The preschool program housed at Crocker Farm is an inclusion preschool program- it would be open to students with special needs first (including Pelham) and then tuitioned peers from Amherst. The Pelham preschool program is not an inclusion program so choice students who pay tuition may be the majority of students here.

Anonymous said...

This whole measure would have passed if they hadn't moved for the grade configuration and had a traffic plan in place. The former's admin attitude with not listening to parents and teachers has left us all with a very sour taste.

Anonymous said...

anon@10:38 how does the Town of Pelham pay into the Amherst Elementary school budget for the cost of those Pelham kids with special needs? Is there a formula somewhere? How was this agreement reached? You seem knowledgeable.

Anonymous said...

I have heard from reliable sources that the Preshool is having trouble filling it's non-special needs slots...

Anonymous said...

I have heard similarly (and the mcas DOE site confirms) that seats are not full in the preschool.
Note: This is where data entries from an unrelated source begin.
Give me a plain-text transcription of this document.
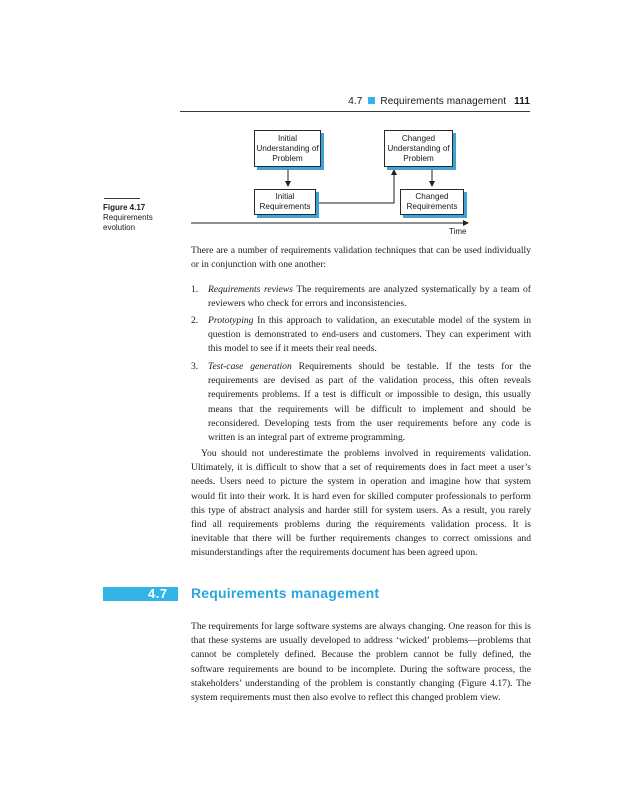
4.7 Requirements management 111
Initial Understanding of Problem
Changed Understanding of Problem
Initial Requirements
Changed Requirements
Time
Figure 4.17
Requirements evolution
There are a number of requirements validation techniques that can be used individually or in conjunction with one another:
1.	Requirements reviews The requirements are analyzed systematically by a team of reviewers who check for errors and inconsistencies.
2.	Prototyping In this approach to validation, an executable model of the system in question is demonstrated to end-users and customers. They can experiment with this model to see if it meets their real needs.
3.	Test-case generation Requirements should be testable. If the tests for the requirements are devised as part of the validation process, this often reveals requirements problems. If a test is difficult or impossible to design, this usually means that the requirements will be difficult to implement and should be reconsidered. Developing tests from the user requirements before any code is written is an integral part of extreme programming.
You should not underestimate the problems involved in requirements validation. Ultimately, it is difficult to show that a set of requirements does in fact meet a user’s needs. Users need to picture the system in operation and imagine how that system would fit into their work. It is hard even for skilled computer professionals to perform this type of abstract analysis and harder still for system users. As a result, you rarely find all requirements problems during the requirements validation process. It is inevitable that there will be further requirements changes to correct omissions and misunderstandings after the requirements document has been agreed upon.
4.7	Requirements management
The requirements for large software systems are always changing. One reason for this is that these systems are usually developed to address ‘wicked’ problems—problems that cannot be completely defined. Because the problem cannot be fully defined, the software requirements are bound to be incomplete. During the software process, the stakeholders’ understanding of the problem is constantly changing (Figure 4.17). The system requirements must then also evolve to reflect this changed problem view.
Suggests that Ms Appy was just pandering to the kind hearted at TM. I don't believe a single word out of that woman's mouth...the end justifies the means (it seems)

Anonymous said...

I hope Jan gets here soon. Isn't Ma Appy's term done,in January 2017? I hope she just moves on everyone else that follows her is,just a brain washed puppet. Appy's professional skills were put to good use in brain washing some of the SC members ! If she leaves the poison leaves with her giving us a true real new start maybe our SC will become more successful at accomplishing things instead of acting like the congress of our country drawn on party lines.

Dr. Ed said...

"I have heard from reliable sources that the Preshool is having trouble filling it's non-special needs slots..."

As non-special needs children (by definition) have very different developmental needs, particularly at this age, I can't imagine why.....

"Suggests that Ms Appy was just pandering to the kind hearted at TM. I don't believe a single word out of that woman's mouth...the end justifies the means (it seems)"

The woman is a Practicing Psychologist which means she's both allowed to lie and to prevent access to facts that would contradict her lies. Society licenses her to deceive us "for our own good."